- VHS cover
- Directed by: Neal Israel; Bradley R. Swirnoff;
- Written by: Neal Israel Michael Mislove
- Produced by: Joe Roth
- Starring: Roger Bowen; Chevy Chase; John Candy; Howard Hesseman; Joe Flaherty; Laraine Newman; Betty Thomas; Phil Proctor; Al Franken; Ron Silver; Tom Davis;
- Music by: Dennis Lambert; Brian Potter;
- Distributed by: World Wide Pictures
- Release date: March 1976;
- Running time: 68 minutes
- Language: English
- Box office: $4.35 million (U.S. and Canada rentals)

= Tunnel Vision (1976 film) =

1976 comedy film directed by Neal Israel and Bradley R. Swirnoff

TunnelVision (also known as Tunnel Vision) is a satirical 1976 sketch comedy anthology film featuring Roger Bowen, Chevy Chase, John Candy, Howard Hesseman, Joe Flaherty, Laraine Newman, Betty Thomas, Phil Proctor, Al Franken, Ron Silver, Tom Davis, and Michael Overly, with appearances by voiceover artists Ernie Anderson and Danny Dark. It was directed by Neal Israel and Bradley R. Swirnoff and produced by Joe Roth.
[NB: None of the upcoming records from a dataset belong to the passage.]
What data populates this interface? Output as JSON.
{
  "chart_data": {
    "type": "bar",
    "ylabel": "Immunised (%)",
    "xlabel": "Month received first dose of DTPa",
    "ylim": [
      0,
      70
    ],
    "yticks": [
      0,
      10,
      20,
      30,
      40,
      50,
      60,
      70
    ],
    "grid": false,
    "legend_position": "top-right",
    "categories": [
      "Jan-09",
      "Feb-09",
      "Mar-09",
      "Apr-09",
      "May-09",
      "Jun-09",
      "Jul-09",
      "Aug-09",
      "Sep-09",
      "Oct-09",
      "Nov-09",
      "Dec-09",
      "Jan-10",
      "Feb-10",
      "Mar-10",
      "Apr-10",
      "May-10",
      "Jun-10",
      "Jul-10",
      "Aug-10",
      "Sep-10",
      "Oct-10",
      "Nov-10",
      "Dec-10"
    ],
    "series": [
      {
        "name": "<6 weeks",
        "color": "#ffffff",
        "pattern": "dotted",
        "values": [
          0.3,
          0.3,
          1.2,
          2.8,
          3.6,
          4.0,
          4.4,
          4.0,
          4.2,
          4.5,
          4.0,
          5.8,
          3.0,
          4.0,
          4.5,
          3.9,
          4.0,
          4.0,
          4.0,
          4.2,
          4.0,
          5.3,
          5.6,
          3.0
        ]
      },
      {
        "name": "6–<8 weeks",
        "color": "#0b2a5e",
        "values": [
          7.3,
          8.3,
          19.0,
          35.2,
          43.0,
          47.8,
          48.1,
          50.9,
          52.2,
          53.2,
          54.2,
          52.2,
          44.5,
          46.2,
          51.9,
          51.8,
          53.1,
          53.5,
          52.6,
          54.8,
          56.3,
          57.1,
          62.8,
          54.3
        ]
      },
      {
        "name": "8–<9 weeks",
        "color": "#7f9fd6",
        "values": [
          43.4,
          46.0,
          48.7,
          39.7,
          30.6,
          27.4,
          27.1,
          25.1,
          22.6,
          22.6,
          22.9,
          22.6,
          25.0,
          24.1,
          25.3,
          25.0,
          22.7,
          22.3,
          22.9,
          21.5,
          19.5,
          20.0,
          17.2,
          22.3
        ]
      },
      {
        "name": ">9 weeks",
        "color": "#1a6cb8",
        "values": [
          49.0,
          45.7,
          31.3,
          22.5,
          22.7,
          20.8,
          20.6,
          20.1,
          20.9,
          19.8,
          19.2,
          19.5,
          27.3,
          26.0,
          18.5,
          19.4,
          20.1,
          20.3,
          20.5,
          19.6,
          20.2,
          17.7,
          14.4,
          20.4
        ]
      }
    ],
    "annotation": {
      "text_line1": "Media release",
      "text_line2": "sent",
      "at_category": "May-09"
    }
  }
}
Although the title is repeatedly displayed in the film as being spelled "Tunnelvision", it is frequently identified as "Tunnel Vision" in home video reissues.

==Plot==
In the then-future year of 1985, a new television network called TunnelVision is entirely free of censorship (aided by a new Bill of Rights, written in 1983), and has thus become the most-watched channel in history. The president of TunnelVision (Proctor) is under Senate investigation led by a Senator (Hesseman) who wishes to shut down the channel due to its perceived widespread negative effects on the population. (Al Franken, who in real life was later elected to the Senate, appears in one of the segments.) The bulk of the film consists of mostly unconnected bits: commercials, shorts, and trailers for fictional movies, shown during a Congressional Oversight Committee hearing as a representative day of TunnelVision programming. At the end of the film, the committee finds in favor of TunnelVision, but the network president is shot and killed by a crazed French chef who had been a running gag throughout the film.

==Segments==
TunnelVision programming spoofs various popular films and television shows of the day, including:

- "Remember When": A game show where contestants must answer embarrassing personal questions truthfully or receive electric shocks.
- "Young Peoples After School Press Conference": Henry Kissinger (Bowen) appears on a children's show and is upstaged by a foul-mouthed puppet.
- "Get Head!": An action-adventure drama starring a disembodied head as an undercover cop.
- "Secret Camera": A Candid Camera parody supposedly presented by the CIA.
- "Ramon and Sonja": A sitcom containing many racial and ethnic stereotypes.
- "Police Comic": A cop show starring a comedian who uses his routine to take down a sniper.
- "The Pregnant Man": A film trailer.
- "The King of TV": The president of a beleaguered network listens to pitches for terrible shows.

Various news broadcasts are also seen, as are commercials for bogus products and services. A "criminals wanted" segment fingers the Pep Boys as robbing 85,000 fans at the Los Angeles Memorial Coliseum during a Los Angeles Rams-Minnesota Vikings game in 1981.

One public service announcement features a nude Dody Dorn, who later became an award-winning film editor. Another involves Vitabrain Capsulised Library, vitamins containing classic literature.

The closing credits contain the following disclaimer: "This film is intended as a comic parody of commercial television programming. The persons and scenes shown are presented only in that spirit and not as a serious reflection of reality."

==Reception==
The New York Times review read, "'Tunnelvision,' it doesn't die alone, it threatens to take you with it."

The film grossed $113,829 in its opening three days from 14 theaters in Chicago (8), Los Angeles (4) and Boston (2).